Three years ago, one of the largest and rare ‘longest’ earthquakes rocked my hometown, West Nusa Tenggara, Indonesia; the moment that made me realize the fickleness of Mother Nature. The earthquake was on everyone’s minds. Even though it wasn’t something new, this catastrophe extremely increased in both frequency and intensity.
Scientists believe that such an increase is due to a combination of natural and made-made factors. Instead of focusing on the natural scientific explanation, I would rather talk about its made-made factor. Human actions, for example, contribute to the suffering and destruction of the earth. The problem does not lie merely on the earth’s design that is vulnerable or inadequate; instead, it is human with greed, selfishness, and stupidity that is the cause of its vulnerability and inadequacy.
So here’s a horrific story of mine…
The horror I felt was utterly vivid that resulted in it being the trauma that lasted for quite some time. I was petrified –whenever I heard or felt as if I heard something that sounds like crashing, dropping, or colliding, I instantly panicked and went tense, anxious, and jumpy– and thus unable to sleep well.

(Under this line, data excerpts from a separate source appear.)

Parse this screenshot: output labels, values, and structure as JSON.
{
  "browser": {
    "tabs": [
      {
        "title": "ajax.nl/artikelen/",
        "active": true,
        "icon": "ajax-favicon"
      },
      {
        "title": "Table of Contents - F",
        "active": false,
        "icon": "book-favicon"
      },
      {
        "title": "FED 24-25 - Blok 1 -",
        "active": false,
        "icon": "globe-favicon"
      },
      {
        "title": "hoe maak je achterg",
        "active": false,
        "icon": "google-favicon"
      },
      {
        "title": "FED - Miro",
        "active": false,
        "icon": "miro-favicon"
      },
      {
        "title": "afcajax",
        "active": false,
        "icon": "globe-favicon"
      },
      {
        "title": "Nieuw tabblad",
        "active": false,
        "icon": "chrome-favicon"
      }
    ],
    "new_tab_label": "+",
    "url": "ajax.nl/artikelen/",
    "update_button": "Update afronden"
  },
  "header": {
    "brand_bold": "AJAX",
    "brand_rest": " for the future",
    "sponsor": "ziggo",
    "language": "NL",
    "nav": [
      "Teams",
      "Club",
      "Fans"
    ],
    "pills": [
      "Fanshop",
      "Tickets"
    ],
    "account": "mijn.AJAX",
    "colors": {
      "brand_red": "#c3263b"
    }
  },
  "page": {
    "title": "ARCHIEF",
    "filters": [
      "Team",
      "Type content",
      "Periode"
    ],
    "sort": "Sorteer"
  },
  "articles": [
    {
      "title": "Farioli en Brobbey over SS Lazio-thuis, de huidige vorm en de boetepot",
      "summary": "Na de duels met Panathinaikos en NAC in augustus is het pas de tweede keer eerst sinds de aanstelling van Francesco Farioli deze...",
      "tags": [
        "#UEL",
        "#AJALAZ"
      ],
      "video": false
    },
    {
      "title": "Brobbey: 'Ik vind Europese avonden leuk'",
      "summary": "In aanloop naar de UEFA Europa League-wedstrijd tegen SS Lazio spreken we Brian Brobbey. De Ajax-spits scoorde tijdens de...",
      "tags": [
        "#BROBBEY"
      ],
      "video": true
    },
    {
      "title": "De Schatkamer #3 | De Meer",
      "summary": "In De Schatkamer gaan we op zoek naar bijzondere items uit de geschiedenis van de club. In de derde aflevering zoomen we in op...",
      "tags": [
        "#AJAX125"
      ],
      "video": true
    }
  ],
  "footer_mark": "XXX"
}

At least there were six earthquakes that were stronger than 5.5 magnitudes. The ‘opening’ of the series of these continuous earthquakes and aftershocks was started by a 6.4-magnitude quake on 29 July 2018. According to the National Disaster Management Authority (BMKG), there were over 585 aftershocks that occurred until 5 August 2018. Another earthquake of 6.9 magnitudes struck. This one was way powerful than the first one. The number of casualties and damaged buildings undeniably continued to rise.
Just four days later, on 9 August 2018, a 5.9-magnitude quake rattled. Again, on 19 August 2018 which was ten days after that, we were shaken by two massive quakes. They had magnitudes of 6.3 and 7.0 taking place in the afternoon and evening respectively, followed by a number of aftershocks.
I still recall when I shouted and rushed to my father’s bed to wake him up. I still recall the eerie moment when my mother was weeping while calling my big sister with her trembling voice to quickly leave her bedroom. Thank God! The second she ran, the wall of the room cracked and some collapsed. I still can recall when I witnessed my house was shaking and some surrounding buildings fell. I also can recall when the power suddenly went out and my three-month-old nephew could not stop crying. So, we slept in a tent we built which was surrounded by the debris of houses and rubbles.
I shed tears. I was shaky. I did not sleep a wink that night. I was aware of nowhere to escape from this catastrophe. I laid down in some sort of an alleyway and looked up at the sky. The truth is it was as if I was expecting another earthquake because I knew more of it would strike again and again. I was right. The next earthquake with 5.5 magnitudes and numerous aftershocks shook. BMKG recorded there were approximately 2000 aftershocks both felt and not. I lost my strength and fell sick the following day. Nonetheless, I was grateful that my family remained complete.
We weren’t living comfortably. Most of us lived in a tent made of tarpaulin, which got hot during the day. For over five months going through such endless quakes, we all tried our best to be there and give each other a hand. We made sure the supplies of water, food, batteries, and whatnot and shared whatever we had.
Contemplating all of the natural disasters I have gone through my entire life such as floods, earthquakes, landslide, and volcanic eruptions, brought me to try to answer these following personal questions: “Have I properly prepared for what comes in life and death?; have I stocked up adequate spiritual resilience and mental strength?; how can I change things better?; how can I, as a human being, become the earth caretaker?” Questions that I strongly believe would bring us closer to tranquility and peace on many levels including personal, communal, and natural.
“Then will you not reason?” (Quran 11:51).
PS: Regarding the wisdom behind calamities that happen, a few years ago I attempted to fathom it from my personal journey and transformed it in the form of a brief picture story called 2018 Fluctuation, which hopefully can be useful in giving a perspective on understanding life and acquiring inner wisdom.